Conferences have changed over the years. Back in their heyday, conference delegates would be showered with expensive enticements, gifts and so on. Rolex desk clocks, Gucci conference bags, Mont Blanc fountain pens. That sort of thing. Okay, I exaggerate but there was still a culture that regarded expensive desk paraphernalia as a the way to a physician's prescribing of their medicines.
I was a scientist rather than a clinician in those days. And even then there was a caste system. I remember a medical congress in Venice couple of decades or so ago where I was presenting some data from a study sponsored by a drug company. The basic scientists flew cattle class and stayed in a B&B on one of the more stagnant canals while the clinicians, arriving first class, were wined and dined at the Cipriani. A fleet of water taxis took them to and from the Congress. We were given a weekly ticket for the vaporetto.
Nowadays it's different. So tightly regulated is the industry today that pharmaceutical representatives cannot speak to their target audience without first obtaining the kind of security clearance associated with piloting nuclear bombers or attendance at a White House dinner.
A friend of mine (and I digress here) once went to a White House dinner or Capitol Hill reception -- I forget.

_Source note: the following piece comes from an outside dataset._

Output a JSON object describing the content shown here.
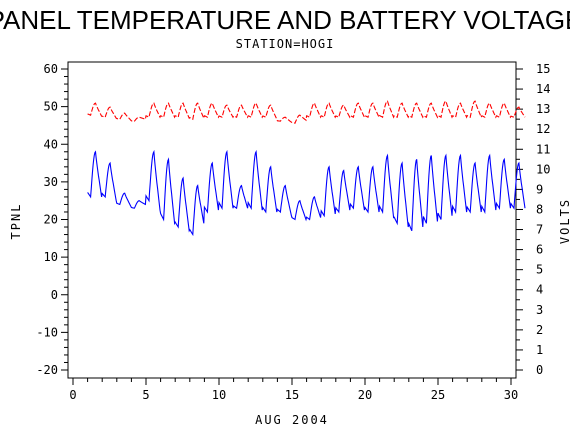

His overwhelming memory was of the sunglassed security guards and the overwhelming sense that all they wanted to do was shoot you. They were just waiting for a cue, any cue, that would allow them to empty the magazine of a submachinegun into you.
Times have changed. And I for one think it's for the better. But it's amazing how long the old perceptions of pharmaceutical companies persist. There is still somehow the notion that a leopard cannot change its spots. The perception that, left unregulated, the industry would revert to the old ways.
I don't buy that. Not only are those practices gone, so are their proponents. And this coincides, in my opinion, with the rise of patient power. Patients are the new opinion leaders. We may not yet be on equal footing but that will come. And patients are no mugs. As the ultimate stakeholders, our opinions cannot be bought by carriage clocks, cases of wine or sides of smoked salmon. We want treatments, pure and simple. And, as so often, the patients have been the catalyst of that change.
Ironically, patients are in many ways the most adversarial group, the lobby least likely to acknowledge its success. Many still remain unable to recognise that pharma has cleaned up its act and persist in bleating the same old "four legs good, two legs bad" dogma. We are perhaps our own worst enemies when we cannot recognise our own successes. The words 'pissup' and 'brewery' come to mind.